Please Note: Blog posts are not selected, edited or screened by Seeking Alpha editors.

Brutality, Emotion & The Trade 1.31.11

 The only way to improve on one’s own trading is to be brutaly honest with one’s self.  I can’t remember the last time I felt this bad about an enitre weeks worth of trading.   I am  probably up a few thousand dollars total week over week.  But that is not the indicator on how I traded. I traded like sh*t. So here are some of my assessments &  recounting so I can take the action I need to take in order to improve my trading.

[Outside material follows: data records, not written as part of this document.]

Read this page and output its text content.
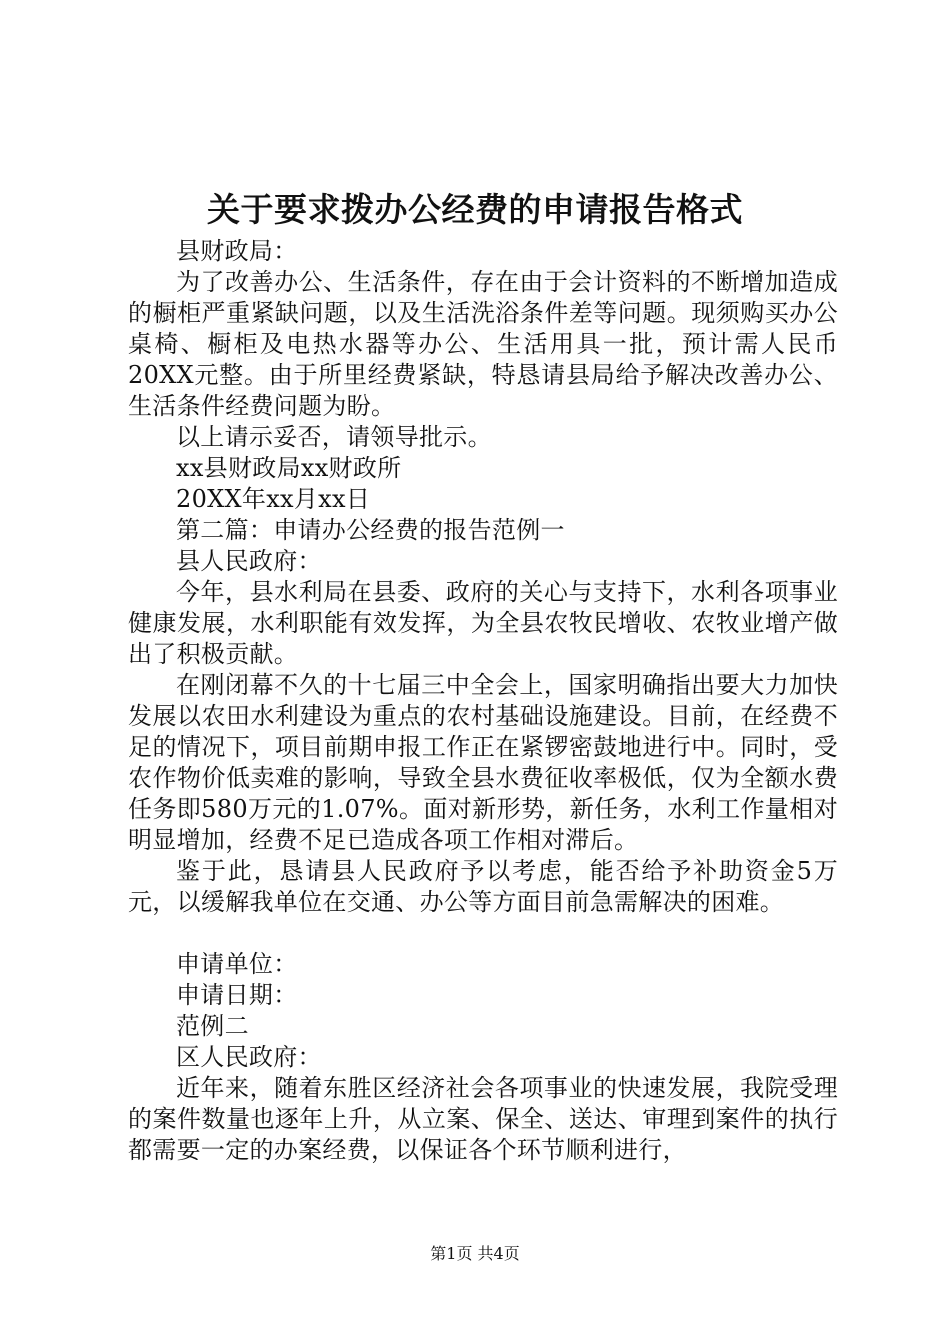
关于要求拨办公经费的申请报告格式

县财政局：

为了改善办公、生活条件，存在由于会计资料的不断增加造成的橱柜严重紧缺问题，以及生活洗浴条件差等问题。现须购买办公桌椅、橱柜及电热水器等办公、生活用具一批，预计需人民币20XX元整。由于所里经费紧缺，特恳请县局给予解决改善办公、生活条件经费问题为盼。

以上请示妥否，请领导批示。

xx县财政局xx财政所

20XX年xx月xx日

第二篇：申请办公经费的报告范例一

县人民政府：

今年，县水利局在县委、政府的关心与支持下，水利各项事业健康发展，水利职能有效发挥，为全县农牧民增收、农牧业增产做出了积极贡献。

在刚闭幕不久的十七届三中全会上，国家明确指出要大力加快发展以农田水利建设为重点的农村基础设施建设。目前，在经费不足的情况下，项目前期申报工作正在紧锣密鼓地进行中。同时，受农作物价低卖难的影响，导致全县水费征收率极低，仅为全额水费任务即580万元的1.07%。面对新形势，新任务，水利工作量相对明显增加，经费不足已造成各项工作相对滞后。

鉴于此，恳请县人民政府予以考虑，能否给予补助资金5万元，以缓解我单位在交通、办公等方面目前急需解决的困难。

申请单位：

申请日期：

范例二

区人民政府：

近年来，随着东胜区经济社会各项事业的快速发展，我院受理的案件数量也逐年上升，从立案、保全、送达、审理到案件的执行都需要一定的办案经费，以保证各个环节顺利进行，

第1页 共4页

Firstly, in this business, the trader is fully responsible for his trades.  He may mishear something, accept bad information or poor  research,  hit the wrong key etc. Whatever it is, its the trader who makes the decision, and he alone is the one held responsible.   When I traded this week it was with a heavy heart, which means I was in an emotional state.  My greatest attribute as a trader is that I (try) to be stone cold when I’m in the trenches, in the heart of combat.  Usually if I feel emotion creeping in I’m disciplined enough not to trade at all (best idea) or to trade lightly.  The reason I was so uncomfortable  to trade was because other partners on the desk were taking careless and unnecessary risk.  In fact one of our cardinal rules was broken, the really big one:  No one person can take us down.  Well we were in that position and I was raw about it.  Angry and frightful, and very burned by it.  So how did I think I should trade too?  I didn’t.  Or more correctly, I barely traded.  Just enough to risk 8k to make 16k,  But because i let the emotion in, i was doomed to screw that up.  I was small except for the outsized giant position in Haliburton that I was playing from the wrong side, and fighting the tape the entire time.  What a dope I am.  And I let myself stay in this position without making a hard exit point.  My thought was to massage the position over time til I can get it to work for me.  Again, brutaly, I f*cked this up. Instead of making another 10k or 20k, I’m looking to slay Moby Dick.  And these are things i never do. 

The thing about a trading desk is that its  a tight knit  community we all live in.  We all have our own lives, and ways we go about our business, but we do agree on being responsible for each other.  If any one of us gets reckless, they can destroy the community very quickly.  Its the rules we all agree on that bind us together on the desk.  If we adhere to the rules, the risk limits,  then we share in our successes and share in our (hopefuly few) failures.  We are a team, a family.  If  we are a bunch a mercenaries, trying to ensure a payout, not only can’t we be trusted when the money comes in, but expect ourt structure to crack and fail when it doesn’t.

I will take my portfolio completely flat at some point in time tomorrow.  Then I expect to have a conversation with  my fellow traders and bang out some hard rules to protect the firm at all times.  After that I’ll check my emotions to see if they’ve gone into the compartment I reserve for them during trading hours.  If I pass that test, then I’ll be jumping back in the pool.  If not, I’ll go find something else to do, like making a commercial with Monty.

Disclosure: I have no positions in any stocks mentioned, and no plans to initiate any positions within the next 72 hours.